1. An IoT identification server to identify Internet of Things (IoT) devices using traffic patterns, the IoT identification server comprising:

a processor;

a network interface communicatively coupled to the data communication network and to the enterprise network; and

a memory, communicatively coupled to the processor and storing: a flow monitoring module to collects flow data concerning IoT devices on the data communication network and construct individual flows of individual devices from the flow data of source and destination IP addresses and ports; a flow similarity module to identify flow pair values from flow pairs of labeled devices as candidates by comparing individual flows of the unknown device that surpass a candidate threshold by generating a difference flow matrix from the individual flows of the unknown device and the labeled device a device similarity module to identify known devices as device candidates from a sum of flow pair values for each candidate device in relation to the unknown device; and a device identification module to retrieve a device type for each candidate device, and select one of the device types based on at least a closeness or a frequency of each device type to the unknown device.

2. The IoT identification server of claim 1, wherein the similarly module calculates flow similarity between 0 and 1.

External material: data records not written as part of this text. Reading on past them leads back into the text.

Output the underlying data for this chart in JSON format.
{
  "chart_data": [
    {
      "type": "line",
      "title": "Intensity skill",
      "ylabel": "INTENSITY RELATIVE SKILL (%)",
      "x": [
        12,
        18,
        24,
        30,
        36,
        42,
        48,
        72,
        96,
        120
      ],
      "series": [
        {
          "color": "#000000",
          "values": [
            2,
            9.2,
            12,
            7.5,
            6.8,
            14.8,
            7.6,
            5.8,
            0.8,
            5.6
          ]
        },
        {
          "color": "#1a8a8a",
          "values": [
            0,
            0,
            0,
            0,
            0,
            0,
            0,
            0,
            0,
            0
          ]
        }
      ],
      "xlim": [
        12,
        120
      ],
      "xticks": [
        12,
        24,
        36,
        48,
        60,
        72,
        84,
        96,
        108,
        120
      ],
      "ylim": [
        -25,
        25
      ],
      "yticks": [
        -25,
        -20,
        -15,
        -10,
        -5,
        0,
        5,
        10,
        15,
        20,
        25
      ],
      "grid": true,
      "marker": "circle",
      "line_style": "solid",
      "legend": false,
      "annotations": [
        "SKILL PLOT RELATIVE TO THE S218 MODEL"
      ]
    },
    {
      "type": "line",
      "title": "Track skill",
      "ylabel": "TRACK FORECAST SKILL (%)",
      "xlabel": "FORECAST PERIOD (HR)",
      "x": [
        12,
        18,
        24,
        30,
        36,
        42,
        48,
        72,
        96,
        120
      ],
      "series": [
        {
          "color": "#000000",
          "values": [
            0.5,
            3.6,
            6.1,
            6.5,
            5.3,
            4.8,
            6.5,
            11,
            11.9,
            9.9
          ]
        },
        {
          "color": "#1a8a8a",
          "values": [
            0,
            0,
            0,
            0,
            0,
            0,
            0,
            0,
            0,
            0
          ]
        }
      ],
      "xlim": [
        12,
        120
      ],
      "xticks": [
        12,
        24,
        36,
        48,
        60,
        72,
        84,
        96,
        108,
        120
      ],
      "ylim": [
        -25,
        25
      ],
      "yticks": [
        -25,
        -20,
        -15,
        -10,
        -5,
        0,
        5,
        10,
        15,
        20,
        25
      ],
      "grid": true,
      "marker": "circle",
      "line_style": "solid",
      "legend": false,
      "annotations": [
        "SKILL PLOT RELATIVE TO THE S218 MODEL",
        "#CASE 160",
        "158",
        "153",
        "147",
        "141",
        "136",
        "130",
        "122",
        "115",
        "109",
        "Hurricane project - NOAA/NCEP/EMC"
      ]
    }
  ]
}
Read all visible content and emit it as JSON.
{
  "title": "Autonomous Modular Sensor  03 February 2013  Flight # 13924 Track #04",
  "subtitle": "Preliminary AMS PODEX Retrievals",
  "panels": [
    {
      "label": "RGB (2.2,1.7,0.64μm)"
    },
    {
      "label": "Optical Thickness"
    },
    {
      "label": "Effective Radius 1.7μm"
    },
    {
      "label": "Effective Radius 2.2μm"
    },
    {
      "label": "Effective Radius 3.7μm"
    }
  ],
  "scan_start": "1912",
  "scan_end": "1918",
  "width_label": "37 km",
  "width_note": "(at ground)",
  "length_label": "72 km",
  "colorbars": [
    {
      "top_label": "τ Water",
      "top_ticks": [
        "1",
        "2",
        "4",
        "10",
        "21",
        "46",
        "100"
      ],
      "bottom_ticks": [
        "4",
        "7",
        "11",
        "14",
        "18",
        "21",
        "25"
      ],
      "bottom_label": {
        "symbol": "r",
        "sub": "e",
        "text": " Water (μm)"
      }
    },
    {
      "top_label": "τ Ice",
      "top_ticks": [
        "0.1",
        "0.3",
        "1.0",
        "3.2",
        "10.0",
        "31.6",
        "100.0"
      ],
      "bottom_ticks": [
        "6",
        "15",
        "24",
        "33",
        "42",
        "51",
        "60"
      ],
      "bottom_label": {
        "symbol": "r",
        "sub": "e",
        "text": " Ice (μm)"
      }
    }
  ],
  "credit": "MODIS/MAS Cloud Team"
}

3. The IoT identification server of claim 1, wherein the similarity module weights each flow.

4. The IoT identification server of claim 1, wherein the device identification module selects the device types sing KNN.

5. A method in a networking device for identifying Internet of Things (IoT) devices using traffic patterns, the method comprising the steps of:

monitoring flows of network traffic for a specific IoT device, a network traffic flow comprising a set of data packets with a common source IP, source MAC, destination IP and destination port;

finding a flow similarity by analyzing patterns of network traffic flows, based on matrices representative of the network traffic flows;

finding a device similarity as a sum of the flow similarity over shared IP/ports; and

identifying the specific IoT device from the flow similarity and the device similarity using K-Nearest Neighbors (KNN).

6. A non-transitory computer-readable media storing source code in an IoT identification server, implemented at least partially in hardware that, when executed by a processor, performs a method for identifying Internet of Things (IoT) devices using traffic patterns, the method comprising the steps of:

initiating a flow similarity module to identify flow pair values from flow pairs of labeled devices as candidates by comparing individual flows of the unknown device that surpass a candidate threshold by generating a difference flow matrix from the individual flows of the unknown device and the labeled device

a device similarity module to identify known devices as device candidates from a sum of flow pair values for each candidate device in relation to the unknown device; and

a device identification module to retrieve a device type for each candidate device, and select one of the device types based on at least a closeness or a frequency of each device type to the unknown device.